The iconic Blockhouse Bay Boat Club (BBBC) building that juts into the sea at Blockhouse Bay’s Te Whau point is a favourite resting place for sea birds. Lots of sea birds! The resulting mess and corrosion damage on the roof led to the club taking a different approach to bird proofing by installing nets to prevent birds resting there.
Blockhouse Bay local, Janice Adamson, says that two months ago concerns were raised about the potential to trap birds when the netting went up on the roof of the BBBC building.
Then, when an oystercatcher became trapped in the nets, it triggered a chain reaction against the club's bird proofing solution. A rescue was launched, and Janice reported that a small team had rescued the oystercatcher from the netting. “It's now in the safe care of BirdCare Aotearoa”, she said. “They pointed out these are a heavily protected species. DOC have been informed. Council have been informed. SPCA have been informed. The netting needs to come down urgently." It was soon revealed that this could be at least the second bird that had been caught in the nets.

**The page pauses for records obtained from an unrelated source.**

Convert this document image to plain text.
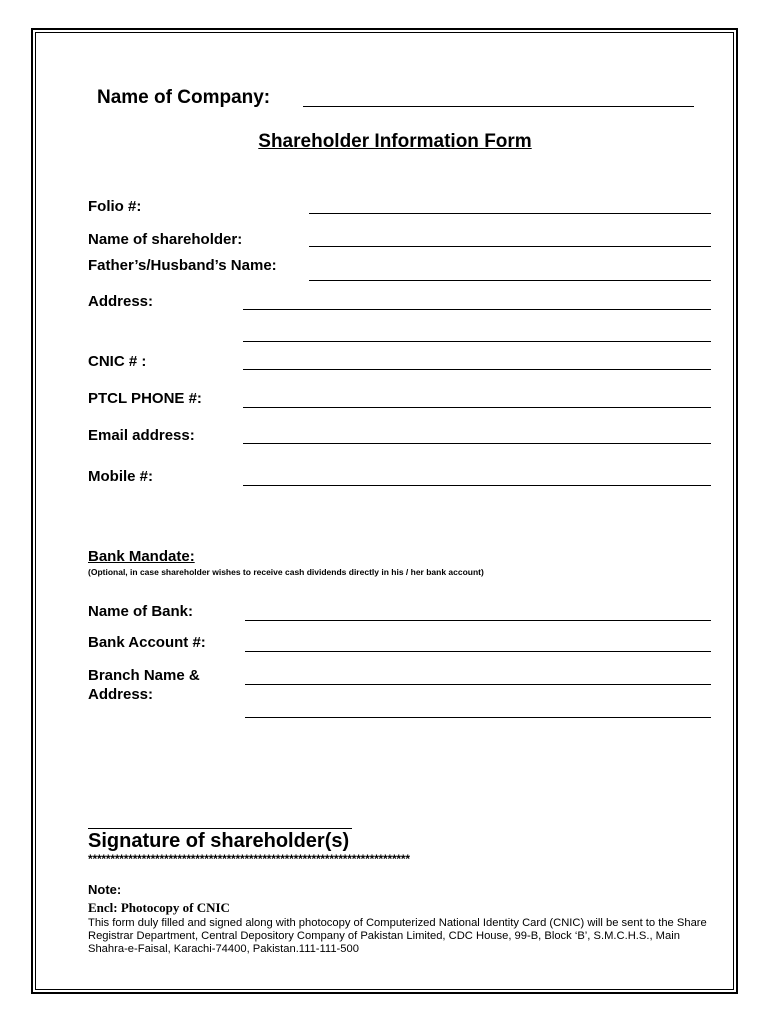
Name of Company:
Shareholder Information Form
Folio #:
Name of shareholder:
Father’s/Husband’s Name:
Address:
CNIC # :
PTCL PHONE #:
Email address:
Mobile #:
Bank Mandate:
(Optional, in case shareholder wishes to receive cash dividends directly in his / her bank account)
Name of Bank:
Bank Account #:
Branch Name &
Address:
Signature of shareholder(s)
************************************************************************
Note:
Encl: Photocopy of CNIC
This form duly filled and signed along with photocopy of Computerized National Identity Card (CNIC) will be sent to the Share Registrar Department, Central Depository Company of Pakistan Limited, CDC House, 99-B, Block ‘B’, S.M.C.H.S., Main Shahra-e-Faisal, Karachi-74400, Pakistan.111-111-500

Fortunately, the trapped oystercatcher was not seriously injured. Dr Lynne Miller, BirdCare Aotearoa stated "They are such a high-stress bird and don't like being handled at all. Having them in the hospital can result in secondary damage to the bird just through stress, so unless the bird is at death's door, we treat them fast and release them as soon as possible. We can and do use physiotherapy, including cold laser treatment that really speeds up healing. Add Meloxicam - a great NSAID for birds - and they turn corners fast! In this case the bird had a wing strain, so after treating it we made sure it was underway to recovery and pain free before releasing it, and now we just keep our fingers crossed that it makes a full recovery in the wild."
Ironically, BBBC trades on peoples love of birds on its website, which says:
Blockhouse Bay Boat Club is located at the end of Endeavour St, at the southwest (seaward) arm of Blockhouse Bay Beach Reserve, over the tide.
Fraser Bruce is the only person who appears publicly in relation to the BBBC and on its website it does not seem to be a club that one can join. In recent years there have been no boating activities at the club and many hirers are spiritual organisations.
After a social media backlash regarding the nets harming endangered species, Whau Local Board member Jessica Rose worked on a solution with the Department of Conservation. Harming any protected species is an offence under the Wildlife Act.
Hopes for a quick resolution were fading as Beacon went to print. When BBBC was contacted, Fraser said that the issue was "in process" before he ended the call.